The Birmingham-based specialist, formerly known as Coleman Group and parent company of Coleman & Company – also now rebranded as ‘Colemans’ – did not give a detailed explanation for the drop in its bottom line.

However, its accounts show that the firm generated £1.6m through asset disposals in 2022, compared with almost nothing in its latest year.

A statement with the accounts said: “Given the existing pipeline of work, the directors consider the current profit margin to be sustainable.”

The company has shrunk considerably in size since 2020, when it announced plans to make half its workforce redundant after being hit by the impact of lockdown and a cancelled shopping-centre job. At the time it turned over £25m, but said it foresaw this dropping to between £12m-£15m annually in future. In 2015 its revenue stood at £30.3m.

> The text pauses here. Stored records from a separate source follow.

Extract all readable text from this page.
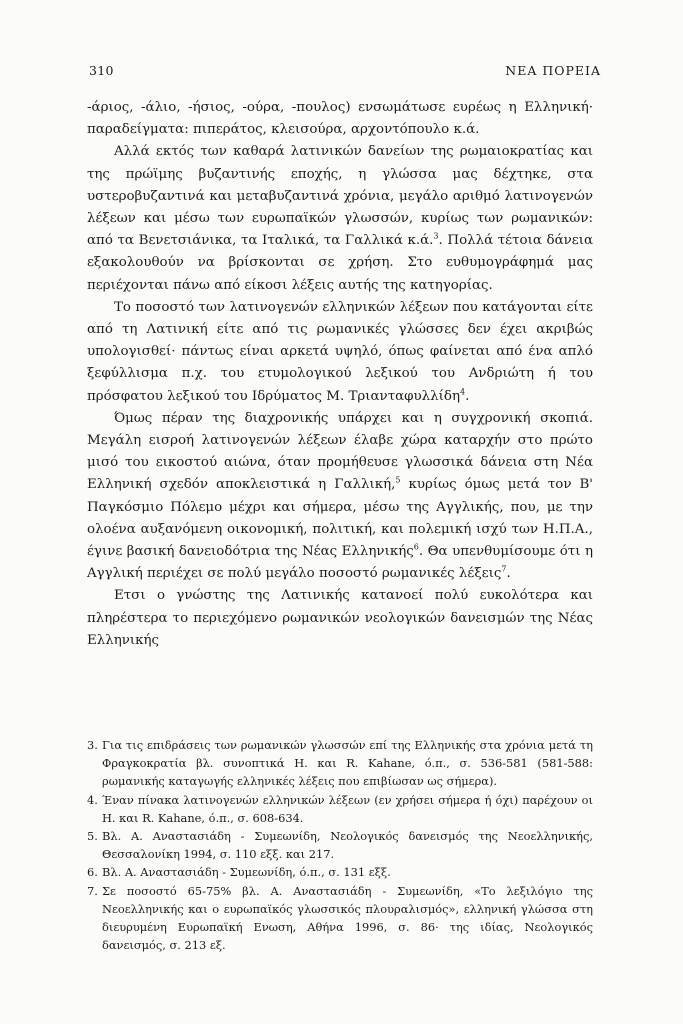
310	ΝΕΑ ΠΟΡΕΙΑ

-άριος, -άλιο, -ήσιος, -ούρα, -πουλος) ενσωμάτωσε ευρέως η Ελληνική· παραδείγματα: πιπεράτος, κλεισούρα, αρχοντόπουλο κ.ά.

Αλλά εκτός των καθαρά λατινικών δανείων της ρωμαιοκρατίας και της πρώϊμης βυζαντινής εποχής, η γλώσσα μας δέχτηκε, στα υστεροβυζαντινά και μεταβυζαντινά χρόνια, μεγάλο αριθμό λατινογενών λέξεων και μέσω των ευρωπαϊκών γλωσσών, κυρίως των ρωμανικών: από τα Βενετσιάνικα, τα Ιταλικά, τα Γαλλικά κ.ά.$^3$. Πολλά τέτοια δάνεια εξακολουθούν να βρίσκονται σε χρήση. Στο ευθυμογράφημά μας περιέχονται πάνω από είκοσι λέξεις αυτής της κατηγορίας.

Το ποσοστό των λατινογενών ελληνικών λέξεων που κατάγονται είτε από τη Λατινική είτε από τις ρωμανικές γλώσσες δεν έχει ακριβώς υπολογισθεί· πάντως είναι αρκετά υψηλό, όπως φαίνεται από ένα απλό ξεφύλλισμα π.χ. του ετυμολογικού λεξικού του Ανδριώτη ή του πρόσφατου λεξικού του Ιδρύματος Μ. Τριανταφυλλίδη$^4$.

Όμως πέραν της διαχρονικής υπάρχει και η συγχρονική σκοπιά. Μεγάλη εισροή λατινογενών λέξεων έλαβε χώρα καταρχήν στο πρώτο μισό του εικοστού αιώνα, όταν προμήθευσε γλωσσικά δάνεια στη Νέα Ελληνική σχεδόν αποκλειστικά η Γαλλική,$^5$ κυρίως όμως μετά τον Β' Παγκόσμιο Πόλεμο μέχρι και σήμερα, μέσω της Αγγλικής, που, με την ολοένα αυξανόμενη οικονομική, πολιτική, και πολεμική ισχύ των Η.Π.Α., έγινε βασική δανειοδότρια της Νέας Ελληνικής$^6$. Θα υπενθυμίσουμε ότι η Αγγλική περιέχει σε πολύ μεγάλο ποσοστό ρωμανικές λέξεις$^7$.

Ετσι ο γνώστης της Λατινικής κατανοεί πολύ ευκολότερα και πληρέστερα το περιεχόμενο ρωμανικών νεολογικών δανεισμών της Νέας Ελληνικής

3. Για τις επιδράσεις των ρωμανικών γλωσσών επί της Ελληνικής στα χρόνια μετά τη Φραγκοκρατία βλ. συνοπτικά Η. και R. Kahane, ό.π., σ. 536-581 (581-588: ρωμανικής καταγωγής ελληνικές λέξεις που επιβίωσαν ως σήμερα).
4. Έναν πίνακα λατινογενών ελληνικών λέξεων (εν χρήσει σήμερα ή όχι) παρέχουν οι Η. και R. Kahane, ό.π., σ. 608-634.
5. Βλ. Α. Αναστασιάδη - Συμεωνίδη, Νεολογικός δανεισμός της Νεοελληνικής, Θεσσαλονίκη 1994, σ. 110 εξξ. και 217.
6. Βλ. Α. Αναστασιάδη - Συμεωνίδη, ό.π., σ. 131 εξξ.
7. Σε ποσοστό 65-75% βλ. Α. Αναστασιάδη - Συμεωνίδη, «Το λεξιλόγιο της Νεοελληνικής και ο ευρωπαϊκός γλωσσικός πλουραλισμός», ελληνική γλώσσα στη διευρυμένη Ευρωπαϊκή Ενωση, Αθήνα 1996, σ. 86· της ιδίας, Νεολογικός δανεισμός, σ. 213 εξ.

Later in 2020 it said it would turn to asset sales in order to generate working capital.

In its new accounts, Colemans highlighted that it has no borrowings and has the lowest debt-to-earnings ratio of any UK demolition contractor.

The firm changed its brand name during the 2022/23 financial year, as part of a celebration of the 60th anniversary of its incorporation.

In February 2016, four of its employees – Michael Collings, Chris Huxtable, Ken Cresswell and John Shaw – died in the Didcot Power Station collapse. Five others were injured.

More than seven years on from the incident, the joint police and Health and Safety Executive investigation continues.

Colemans said in its latest accounts: “The company continues to cooperate fully with all involved. Based upon rigorous inquiries undertaken by independent specialists and on professional advice, the directors do not believe the company is responsible for the cause of the incident.

“It is totally impracticable for the directors to provide any estimate of the financial liability, if any, arising from the matter, and the likely timescale for it to be settled. However, the directors are confident that comprehensive insurance arrangements, with adequate limits of indemnity, exist to cover the financial consequences should any liability attach.”

In February, Construction News highlighted the impact that the wait for answers has had on the families and ex-colleagues of those who died and the lack of lessons that the industry has been able to take from it to ensure it is operating safely now.

Later in the year, Sarah Champion, MP for Rotherham (where Cresswell and Shaw were from), told CN that issues around the collapse had been “kicked into the long grass”.